When evaluating a potential hire for cultural fit, a hiring manager should understand its own company culture, the workplace they desire to build and the traits they value most in employees.

Having a good grasp on these aspects will allow you to identify the right candidate for your unique business goals. During the interview, employers can plan and ask candidates questions that highlight the qualities they desire.

This is also an opportunity for you as an employer to reflect on how inclusive your company is. Inclusivity is about making everyone feel valued and involved. It’s about respecting that not everyone is an extrovert; some individuals have social anxiety and you need to be inclusive of diversity of thought, perspective and neurodiverse. Keep that in mind when a candidate is qualified but quiet, and skilled but shy.

Consider asking during the interview:

  • What type of work environment makes you most productive and happy?
  • What management style are you most comfortable with?
  • How would you describe your work style?
  • What role do you play when working with a team?

Asking these questions will help you create an environment that helps fit their needs, as opposed to them simply conforming or complying with your office or workforce culture.

They can achieve their professional goals at your company

No organization enjoys turnover. To avoid it, employers should take the time to evaluate whether a potential candidate would be satisfied long-term at their company. One way to do this is by identifying a prospect’s career or professional goals.

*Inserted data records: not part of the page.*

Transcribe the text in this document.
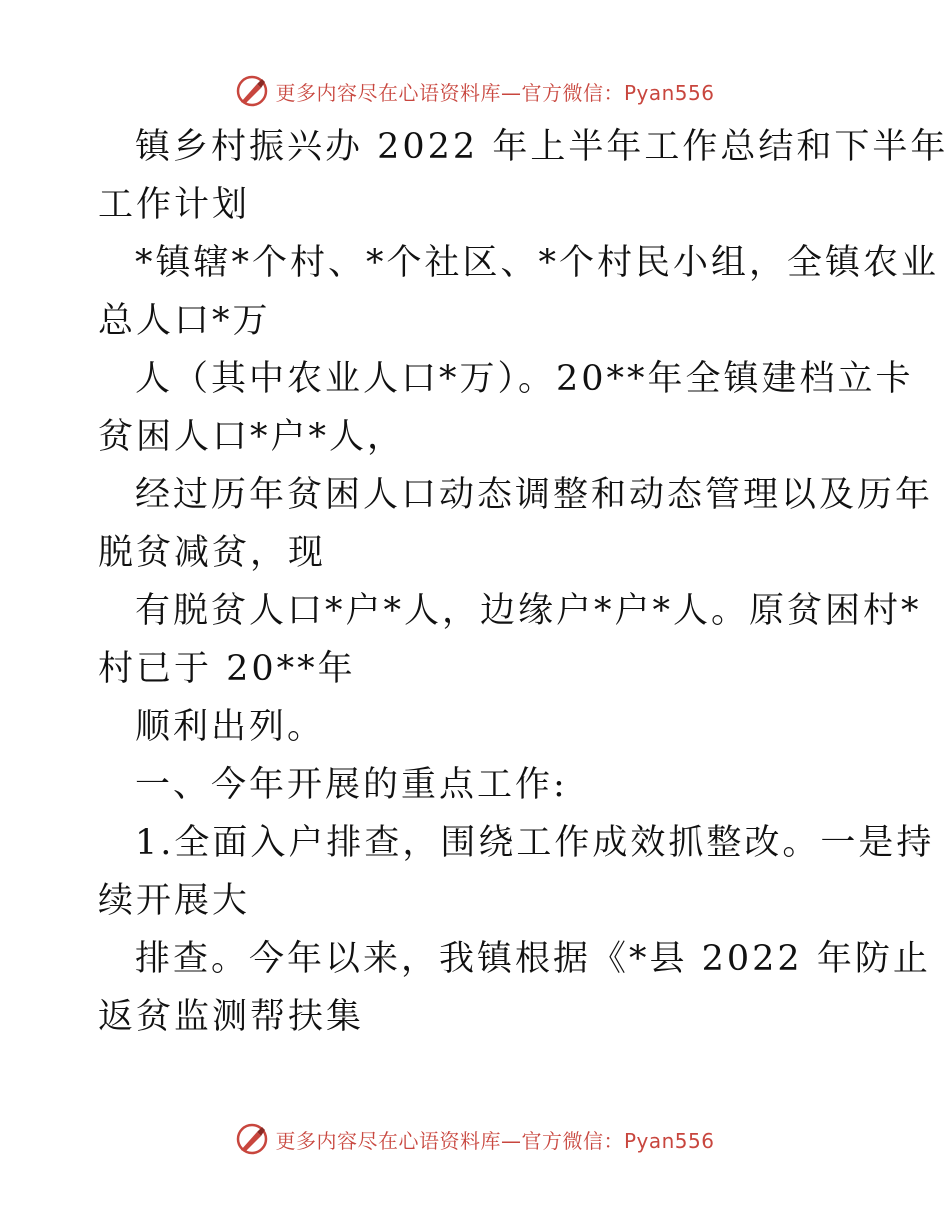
更多内容尽在心语资料库—官方微信：Pyan556
镇乡村振兴办 2022 年上半年工作总结和下半年
工作计划
*镇辖*个村、*个社区、*个村民小组，全镇农业
总人口*万
人（其中农业人口*万）。20**年全镇建档立卡
贫困人口*户*人，
经过历年贫困人口动态调整和动态管理以及历年
脱贫减贫，现
有脱贫人口*户*人，边缘户*户*人。原贫困村*
村已于 20**年
顺利出列。
一、今年开展的重点工作:
1.全面入户排查，围绕工作成效抓整改。一是持
续开展大
排查。今年以来，我镇根据《*县 2022 年防止
返贫监测帮扶集
更多内容尽在心语资料库—官方微信：Pyan556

Doing so enables employers to decipher whether their organization can nurture a candidate’s ambitions. For instance, a candidate might express they’re looking for opportunities to grow in management. This might be a problem for a company that is lean in internal hierarchies and flat in structural organization. Likewise, a candidate who desires to be a public speaker might not find fulfillment at a business that doesn’t provide a platform for them.

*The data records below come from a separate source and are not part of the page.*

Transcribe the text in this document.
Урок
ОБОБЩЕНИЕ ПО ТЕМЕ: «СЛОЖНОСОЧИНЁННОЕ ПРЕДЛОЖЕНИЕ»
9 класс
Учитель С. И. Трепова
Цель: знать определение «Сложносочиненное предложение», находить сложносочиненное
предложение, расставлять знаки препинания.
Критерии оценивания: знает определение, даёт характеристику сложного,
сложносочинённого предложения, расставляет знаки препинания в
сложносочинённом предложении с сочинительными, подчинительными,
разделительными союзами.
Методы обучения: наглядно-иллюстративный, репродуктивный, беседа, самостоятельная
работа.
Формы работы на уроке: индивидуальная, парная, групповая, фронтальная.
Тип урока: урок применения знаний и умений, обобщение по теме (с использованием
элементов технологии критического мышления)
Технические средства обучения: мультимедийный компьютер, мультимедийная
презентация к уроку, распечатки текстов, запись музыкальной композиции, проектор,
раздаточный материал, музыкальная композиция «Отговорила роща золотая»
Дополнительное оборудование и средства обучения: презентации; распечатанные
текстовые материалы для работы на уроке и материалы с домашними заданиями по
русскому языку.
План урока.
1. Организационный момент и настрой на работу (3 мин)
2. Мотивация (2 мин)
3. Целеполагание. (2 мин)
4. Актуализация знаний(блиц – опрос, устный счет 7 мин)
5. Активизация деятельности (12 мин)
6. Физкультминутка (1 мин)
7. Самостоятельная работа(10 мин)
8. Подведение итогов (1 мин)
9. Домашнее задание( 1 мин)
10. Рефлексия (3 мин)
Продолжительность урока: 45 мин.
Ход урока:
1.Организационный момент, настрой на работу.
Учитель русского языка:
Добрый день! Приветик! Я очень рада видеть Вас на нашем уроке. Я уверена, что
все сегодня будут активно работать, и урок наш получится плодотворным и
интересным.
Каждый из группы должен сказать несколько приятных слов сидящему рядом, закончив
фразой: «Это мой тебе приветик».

It will always be in an employer’s best interest to gauge their company’s alignment with a candidate's professional interests.

Consider asking during the interview:

  • What are your career goals?
  • Where do you see yourself five years from now?
  • What professional skills would you like to hone?
  • How can a company help you develop professionally?

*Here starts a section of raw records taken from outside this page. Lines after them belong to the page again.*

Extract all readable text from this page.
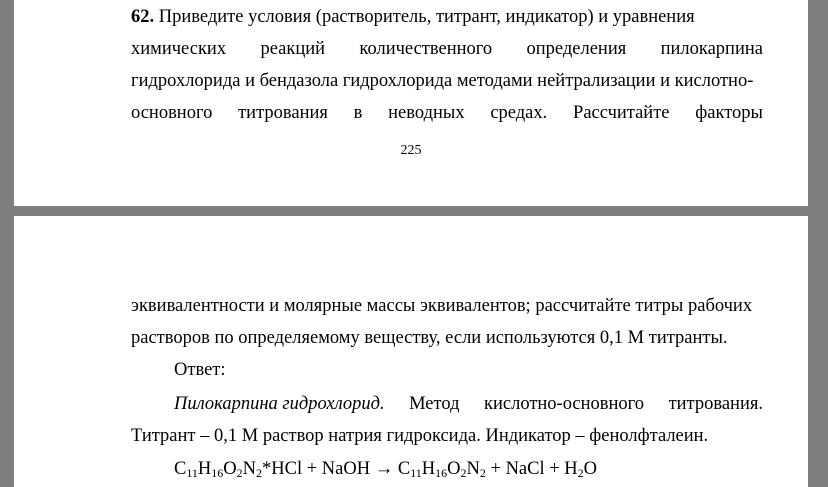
62. Приведите условия (растворитель, титрант, индикатор) и уравнения
химических реакций количественного определения пилокарпина
гидрохлорида и бендазола гидрохлорида методами нейтрализации и кислотно-
основного титрования в неводных средах. Рассчитайте факторы
225
эквивалентности и молярные массы эквивалентов; рассчитайте титры рабочих
растворов по определяемому веществу, если используются 0,1 М титранты.
Ответ:
Пилокарпина гидрохлорид. Метод кислотно-основного титрования.
Титрант – 0,1 М раствор натрия гидроксида. Индикатор – фенолфталеин.
$C_{11}H_{16}O_2N_2*HCl$ + NaOH → $C_{11}H_{16}O_2N_2$ + NaCl + $H_2O$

They’re passionate about the work that they do

A big part of deciding whether someone is the right fit for a role is getting a good sense of their interest in working with your company. Employers want employees who care deeply about their work.

Often, a hiring manager can take note of this by paying close attention to how a candidate answers questions during an interview.

It’s a common misconception that an enthusiastic candidate solely shows interest through body language, tone, engagement, attentiveness and more. Again, it’s important to recognize diversity in all of its forms. Not everyone shows excitement in the same ways, so consider the candidate’s answers to the following questions instead of just the traditional tell-tale signs listed above:

Consider asking during the interview:

  • What excites you about your field of work?
  • Is there anything particular you're interested in at our company?
  • Describe a project you were most proud of and why?
  • What in particular about this role do you find interesting?

They challenge your thinking

Diversity of thought is a big differentiator when it comes to driving innovation within an organization. And the hiring process is the perfect time to recruit for it.

A candidate that brings good ideas to the table will always be an asset to any team. Moreover, a candidate who also challenges the status quo will help revolutionize the way things are done.

Employers should keep a special eye out for prospects who show a sharp mindset for moving the company forward.

Things to consider during the interview:

  • Did the candidate share new ideas you hadn’t thought of before?
  • Does a candidate share a background/experience that would add to your team?
  • Did the candidate challenge your thinking on a particular topic?

Determining a good fit for a role and your company is no easy task. Employers can navigate this challenging process by proactively gauging a candidate’s knowledge, unique perspective and personal goals during the interview.